Sophie frowned over her friend’s dipped head at Lucien, unsure of what was going on, and even more confused by the fact that Lucien didn’t seem all that surprised.

“He isn’t who I thought he was,” Kara said, to neither of them in particular.

“But why would he do that?” Sophie said. “I don’t understand why he’d lie.”

“Maybe he had his reasons,” Lucien said, careful to keep his tone neutral.

“Oh, he had his reasons,” Kara said, and a harsh laugh rattled in her throat. “I met them on the beach last night. His wife, and his child.”

“Oh no, Kara,” Sophie whispered, realising the extent of the betrayal Kara was trying to process. She squeezed her friend’s ramrod-stiff shoulder tighter. This couldn’t be happening. Not again. “I’m so sorry, darling.”

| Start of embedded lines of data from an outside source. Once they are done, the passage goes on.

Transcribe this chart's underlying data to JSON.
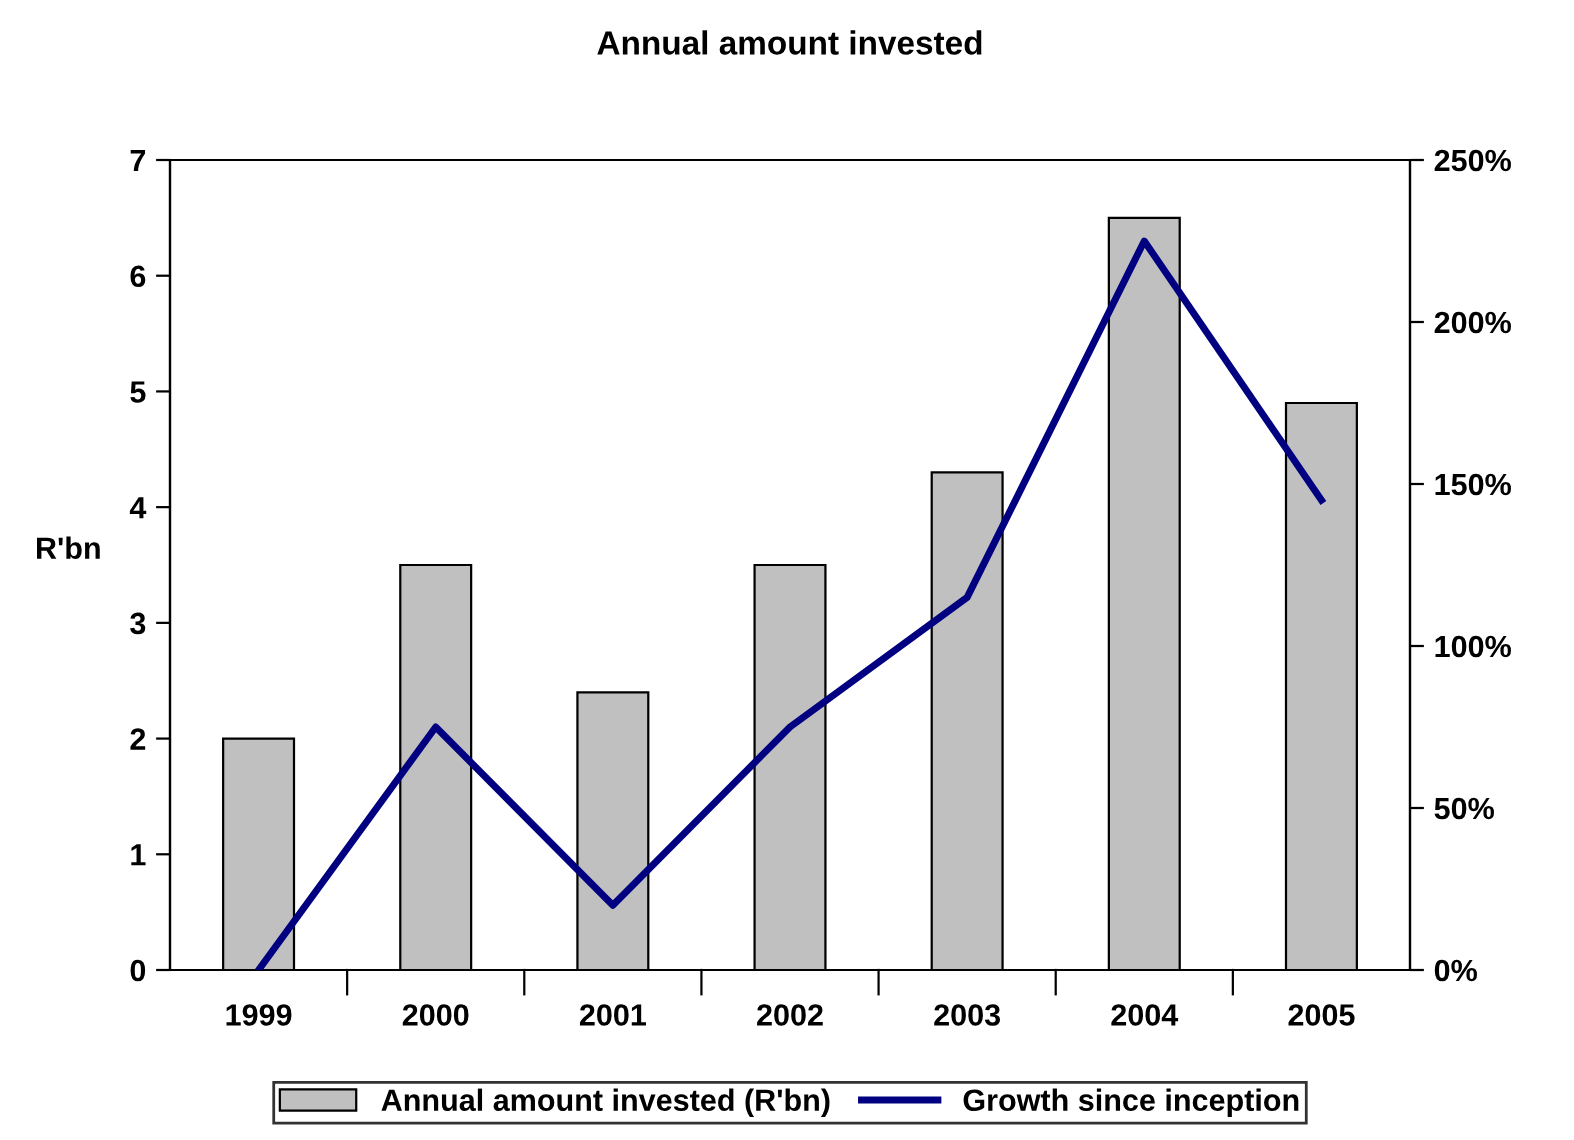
{
  "chart_data": {
    "type": "bar",
    "title": "Annual amount invested",
    "ylabel": "R'bn",
    "categories": [
      "1999",
      "2000",
      "2001",
      "2002",
      "2003",
      "2004",
      "2005"
    ],
    "series": [
      {
        "name": "Annual amount invested (R'bn)",
        "color": "#c0c0c0",
        "values": [
          2.0,
          3.5,
          2.4,
          3.5,
          4.3,
          6.5,
          4.9
        ]
      },
      {
        "name": "Growth since inception",
        "type": "line",
        "axis": "y2",
        "color": "#000080",
        "values": [
          0,
          75,
          20,
          75,
          115,
          225,
          145
        ],
        "marker": "none",
        "line_style": "solid"
      }
    ],
    "ylim": [
      0,
      7
    ],
    "yticks": [
      0,
      1,
      2,
      3,
      4,
      5,
      6,
      7
    ],
    "y2lim": [
      0,
      250
    ],
    "y2ticks": [
      {
        "value": 0,
        "label": "0%"
      },
      {
        "value": 50,
        "label": "50%"
      },
      {
        "value": 100,
        "label": "100%"
      },
      {
        "value": 150,
        "label": "150%"
      },
      {
        "value": 200,
        "label": "200%"
      },
      {
        "value": 250,
        "label": "250%"
      }
    ],
    "grid": false,
    "legend": "bottom"
  }
}
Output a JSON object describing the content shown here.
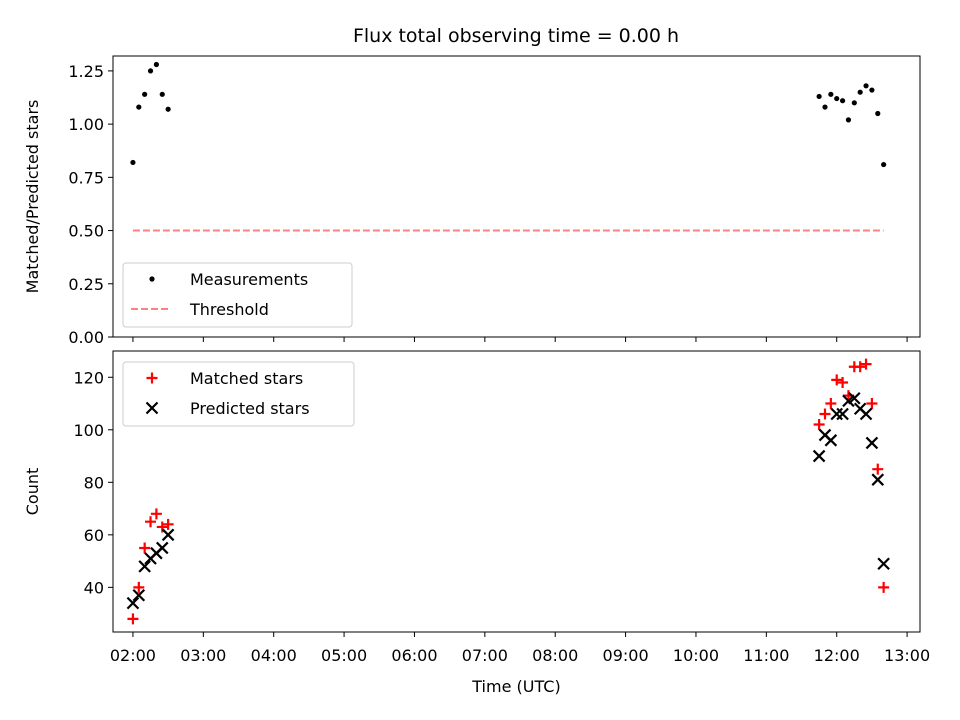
{
  "title": "Flux total observing time = 0.00 h",
  "chart_data": [
    {
      "type": "scatter",
      "ylabel": "Matched/Predicted stars",
      "xlabel": "",
      "xlim": [
        "01:43",
        "13:11"
      ],
      "ylim": [
        0,
        1.32
      ],
      "yticks": [
        0,
        0.25,
        0.5,
        0.75,
        1.0,
        1.25
      ],
      "ytick_labels": [
        "0.00",
        "0.25",
        "0.50",
        "0.75",
        "1.00",
        "1.25"
      ],
      "xticks": [
        "02:00",
        "03:00",
        "04:00",
        "05:00",
        "06:00",
        "07:00",
        "08:00",
        "09:00",
        "10:00",
        "11:00",
        "12:00",
        "13:00"
      ],
      "show_xtick_labels": false,
      "legend_position": "lower-left",
      "series": [
        {
          "name": "Measurements",
          "kind": "points",
          "color": "#000000",
          "x": [
            "02:00",
            "02:05",
            "02:10",
            "02:15",
            "02:20",
            "02:25",
            "02:30",
            "11:45",
            "11:50",
            "11:55",
            "12:00",
            "12:05",
            "12:10",
            "12:15",
            "12:20",
            "12:25",
            "12:30",
            "12:35",
            "12:40"
          ],
          "y": [
            0.82,
            1.08,
            1.14,
            1.25,
            1.28,
            1.14,
            1.07,
            1.13,
            1.08,
            1.14,
            1.12,
            1.11,
            1.02,
            1.1,
            1.15,
            1.18,
            1.16,
            1.05,
            0.81
          ]
        },
        {
          "name": "Threshold",
          "kind": "dashed-line",
          "color": "#ff8080",
          "x": [
            "02:00",
            "12:40"
          ],
          "y": [
            0.5,
            0.5
          ]
        }
      ]
    },
    {
      "type": "scatter",
      "ylabel": "Count",
      "xlabel": "Time (UTC)",
      "xlim": [
        "01:43",
        "13:11"
      ],
      "ylim": [
        23,
        130
      ],
      "yticks": [
        40,
        60,
        80,
        100,
        120
      ],
      "ytick_labels": [
        "40",
        "60",
        "80",
        "100",
        "120"
      ],
      "xticks": [
        "02:00",
        "03:00",
        "04:00",
        "05:00",
        "06:00",
        "07:00",
        "08:00",
        "09:00",
        "10:00",
        "11:00",
        "12:00",
        "13:00"
      ],
      "show_xtick_labels": true,
      "legend_position": "upper-left",
      "series": [
        {
          "name": "Matched stars",
          "kind": "plus",
          "color": "#ff0000",
          "x": [
            "02:00",
            "02:05",
            "02:10",
            "02:15",
            "02:20",
            "02:25",
            "02:30",
            "11:45",
            "11:50",
            "11:55",
            "12:00",
            "12:05",
            "12:10",
            "12:15",
            "12:20",
            "12:25",
            "12:30",
            "12:35",
            "12:40"
          ],
          "y": [
            28,
            40,
            55,
            65,
            68,
            63,
            64,
            102,
            106,
            110,
            119,
            118,
            113,
            124,
            124,
            125,
            110,
            85,
            40
          ]
        },
        {
          "name": "Predicted stars",
          "kind": "cross",
          "color": "#000000",
          "x": [
            "02:00",
            "02:05",
            "02:10",
            "02:15",
            "02:20",
            "02:25",
            "02:30",
            "11:45",
            "11:50",
            "11:55",
            "12:00",
            "12:05",
            "12:10",
            "12:15",
            "12:20",
            "12:25",
            "12:30",
            "12:35",
            "12:40"
          ],
          "y": [
            34,
            37,
            48,
            51,
            53,
            55,
            60,
            90,
            98,
            96,
            106,
            106,
            111,
            112,
            108,
            106,
            95,
            81,
            49
          ]
        }
      ]
    }
  ]
}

“Fuck,” Lucien said. “Fuck.” He scrubbed his hand through his hair and stood up, grabbing his T-shirt from where he’d dropped it and shrugging it over his head. “I’m going down there.”

“Lucien, don’t.” Kara said dully. “There’s no point.”

Sophie glanced up, knowing from his dark, purposeful expression that Kara’s words wouldn’t stop him. He grabbed his keys from the stone side table and stalked out of the door.

 

Betrayal burned hot in Lucien’s mind as he drove down the coast. He’d trusted Dylan too. He’d brought the man into their lives and their home, and he’d covered for him when the chips were down. But a wife, and a child? He couldn’t fathom how they fitted into the picture that Dylan had drawn for him. Lucien trusted his own instincts, and cheating jarred with everything in his mental assessment of Dylan Day. But it was hardly something that Kara could have been mistaken about. He could almost feel his brain unpicking all of the ties that he’d thought had bound them together as similar men, re-assessing, distancing himself from someone he’d thought he had the measure of.

It wasn't just injured pride at having been taken in. It cut deeper than that. Lucien had lowered his guard because he’d thought they were friends, and his life had felt richer because of it. He thumped his hand down on the steering wheel, furious with Dylan, and also with himself.

He’d let Dylan into their lives, and it was down to him to kick him out again.

Today he was going to lose not only his club manager, but also someone he’d come to think of as a kindred spirit and true friend.